I'm a big Star Wars fan. There's tons of anti imperialism and I love the visual aesthetic, but I always felt we should see the empire doing some actual imperialism, with actual atrocities and the effects of financial imperialism like america does today. I wanted to try my hand at world building so I began writing a story that I felt scratched that itch with a 21st century understanding of technology. So andor comes out and I'm three episodes in and it's exactly what I wanted from the franchise so far.

I hardly felt like my story was going anywhere in terms of publishing or anything. I'm not a great writer, my allegories aren't elegant, and I'm sure it's unintentionally full of liberalism. Plus, like I said, it's almost Star Wars fanfiction. But I'm enjoying writing it and I would like to try to publish it since it's kind of written for bazinga brained libs to try to get them to look this stuff in the face, but I fear it's just going to be called derivative or compared to Andor.

I don't know, I'm going to keep at it. Worst case scenario I'll post it online. This was mostly a vent about losing my inspiration in a way.

Edit: I should be clear, it is not set in the star wars cannon, I'm just worried about it being compared to star wars and losing my own ambition.

  • Wheaties [she/her]
    ·
    2 years ago

    If you don't mind potentially dumb-ass suggestions from the peanut-gallery,

    A lot of popular science fiction tries to do everything at once -- robots, faster-than-light travel, mind-uploading, holograms, "lazer-swords", oh my! But some really great science fiction was written on the basis of what couldn't be done. Dune exists in a future without computers. Expanse has no FTL.‡ Deciding what isn't possible upfront can give a narrative clear boundaries to work within, and a developmental logic to the magic-technology that is possible.

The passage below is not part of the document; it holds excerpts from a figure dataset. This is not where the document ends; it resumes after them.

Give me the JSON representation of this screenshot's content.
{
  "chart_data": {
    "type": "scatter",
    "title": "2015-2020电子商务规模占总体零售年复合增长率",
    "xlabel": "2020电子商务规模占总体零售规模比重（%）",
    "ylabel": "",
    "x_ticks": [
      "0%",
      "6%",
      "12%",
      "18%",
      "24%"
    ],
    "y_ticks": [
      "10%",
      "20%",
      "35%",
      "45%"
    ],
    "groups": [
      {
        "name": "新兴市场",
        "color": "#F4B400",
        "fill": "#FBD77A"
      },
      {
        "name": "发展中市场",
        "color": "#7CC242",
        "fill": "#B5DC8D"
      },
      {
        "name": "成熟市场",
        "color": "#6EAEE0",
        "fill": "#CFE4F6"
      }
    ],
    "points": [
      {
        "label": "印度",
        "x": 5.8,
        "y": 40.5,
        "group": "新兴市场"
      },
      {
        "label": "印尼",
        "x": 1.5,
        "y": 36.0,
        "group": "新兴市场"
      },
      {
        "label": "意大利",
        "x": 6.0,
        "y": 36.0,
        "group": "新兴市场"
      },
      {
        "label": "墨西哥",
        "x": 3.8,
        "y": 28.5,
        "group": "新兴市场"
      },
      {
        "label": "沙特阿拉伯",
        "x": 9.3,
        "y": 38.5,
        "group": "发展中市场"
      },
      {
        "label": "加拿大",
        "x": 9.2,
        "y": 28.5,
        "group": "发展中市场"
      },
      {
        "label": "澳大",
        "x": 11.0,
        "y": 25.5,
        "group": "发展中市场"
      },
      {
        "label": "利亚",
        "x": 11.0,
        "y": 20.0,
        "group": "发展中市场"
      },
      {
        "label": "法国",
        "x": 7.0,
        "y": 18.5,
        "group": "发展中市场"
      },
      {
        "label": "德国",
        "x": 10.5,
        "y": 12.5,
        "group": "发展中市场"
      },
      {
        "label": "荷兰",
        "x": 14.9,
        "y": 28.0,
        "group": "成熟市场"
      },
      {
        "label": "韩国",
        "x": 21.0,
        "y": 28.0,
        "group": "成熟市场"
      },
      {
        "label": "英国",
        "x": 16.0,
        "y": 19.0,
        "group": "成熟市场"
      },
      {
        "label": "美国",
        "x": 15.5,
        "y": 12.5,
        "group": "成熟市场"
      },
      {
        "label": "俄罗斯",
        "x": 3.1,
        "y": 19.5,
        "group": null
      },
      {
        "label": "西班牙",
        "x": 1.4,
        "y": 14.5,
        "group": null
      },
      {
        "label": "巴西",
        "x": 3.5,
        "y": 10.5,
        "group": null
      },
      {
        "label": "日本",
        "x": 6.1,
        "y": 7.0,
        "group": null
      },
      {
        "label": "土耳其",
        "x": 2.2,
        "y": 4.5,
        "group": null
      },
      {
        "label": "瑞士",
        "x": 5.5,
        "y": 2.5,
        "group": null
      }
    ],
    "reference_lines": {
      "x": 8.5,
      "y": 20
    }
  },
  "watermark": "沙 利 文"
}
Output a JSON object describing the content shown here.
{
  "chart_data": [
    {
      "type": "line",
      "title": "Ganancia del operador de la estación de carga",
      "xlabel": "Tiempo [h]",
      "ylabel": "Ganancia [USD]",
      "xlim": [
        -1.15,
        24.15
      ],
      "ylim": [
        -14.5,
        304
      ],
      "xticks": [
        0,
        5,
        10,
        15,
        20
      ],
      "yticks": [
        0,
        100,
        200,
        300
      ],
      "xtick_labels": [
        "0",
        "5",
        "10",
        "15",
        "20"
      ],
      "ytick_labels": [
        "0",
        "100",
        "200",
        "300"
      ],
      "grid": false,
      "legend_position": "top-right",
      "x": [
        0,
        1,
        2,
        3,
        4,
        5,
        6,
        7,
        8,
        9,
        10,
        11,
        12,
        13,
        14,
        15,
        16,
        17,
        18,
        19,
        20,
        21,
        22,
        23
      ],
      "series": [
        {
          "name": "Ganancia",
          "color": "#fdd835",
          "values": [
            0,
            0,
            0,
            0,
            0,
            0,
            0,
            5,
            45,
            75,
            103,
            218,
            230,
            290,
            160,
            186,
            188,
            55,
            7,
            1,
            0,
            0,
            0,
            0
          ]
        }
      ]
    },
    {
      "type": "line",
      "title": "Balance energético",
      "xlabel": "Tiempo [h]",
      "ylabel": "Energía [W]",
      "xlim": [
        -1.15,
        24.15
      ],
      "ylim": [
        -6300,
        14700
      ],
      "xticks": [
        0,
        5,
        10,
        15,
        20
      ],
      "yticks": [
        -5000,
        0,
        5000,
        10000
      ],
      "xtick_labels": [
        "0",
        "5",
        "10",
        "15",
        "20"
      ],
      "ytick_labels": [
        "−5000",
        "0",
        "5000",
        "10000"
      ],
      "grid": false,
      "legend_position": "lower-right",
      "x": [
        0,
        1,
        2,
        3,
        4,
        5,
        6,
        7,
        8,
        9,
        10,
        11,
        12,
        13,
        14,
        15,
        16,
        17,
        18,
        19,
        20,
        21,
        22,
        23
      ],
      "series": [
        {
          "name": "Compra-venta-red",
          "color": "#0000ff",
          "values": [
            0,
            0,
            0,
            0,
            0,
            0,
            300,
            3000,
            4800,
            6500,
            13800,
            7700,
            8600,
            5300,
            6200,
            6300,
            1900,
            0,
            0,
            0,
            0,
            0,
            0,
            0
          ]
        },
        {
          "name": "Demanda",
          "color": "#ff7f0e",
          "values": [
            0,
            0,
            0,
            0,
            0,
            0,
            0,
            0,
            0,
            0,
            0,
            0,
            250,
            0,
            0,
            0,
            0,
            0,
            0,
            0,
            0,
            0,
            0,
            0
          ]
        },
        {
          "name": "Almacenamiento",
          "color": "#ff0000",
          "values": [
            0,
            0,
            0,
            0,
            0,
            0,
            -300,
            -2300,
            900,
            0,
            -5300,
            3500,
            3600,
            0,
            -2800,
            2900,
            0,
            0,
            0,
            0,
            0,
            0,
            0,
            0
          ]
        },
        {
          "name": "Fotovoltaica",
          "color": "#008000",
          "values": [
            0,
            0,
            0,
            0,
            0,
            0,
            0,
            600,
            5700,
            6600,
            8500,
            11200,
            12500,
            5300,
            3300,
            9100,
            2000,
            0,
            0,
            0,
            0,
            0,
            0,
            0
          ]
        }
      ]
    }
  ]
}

    I'm using this footnote to acknowledge the portal gates, haha, you can't correct me now!

    • KnilAdlez [none/use name]
      hexagon
      ·
      2 years ago

      If you don’t mind potentially dumb-ass suggestions from the peanut-gallery

      I mean, that's all my book is in the first place lol

      some really great science fiction was written on the basis of what couldn’t be done.

      That's a really good point! I have some of that in the story already, but it's things that I personally don't ever see coming to fruition, such as FTL travel without wormholes or the like. I'll definitely keep that in mind as I write!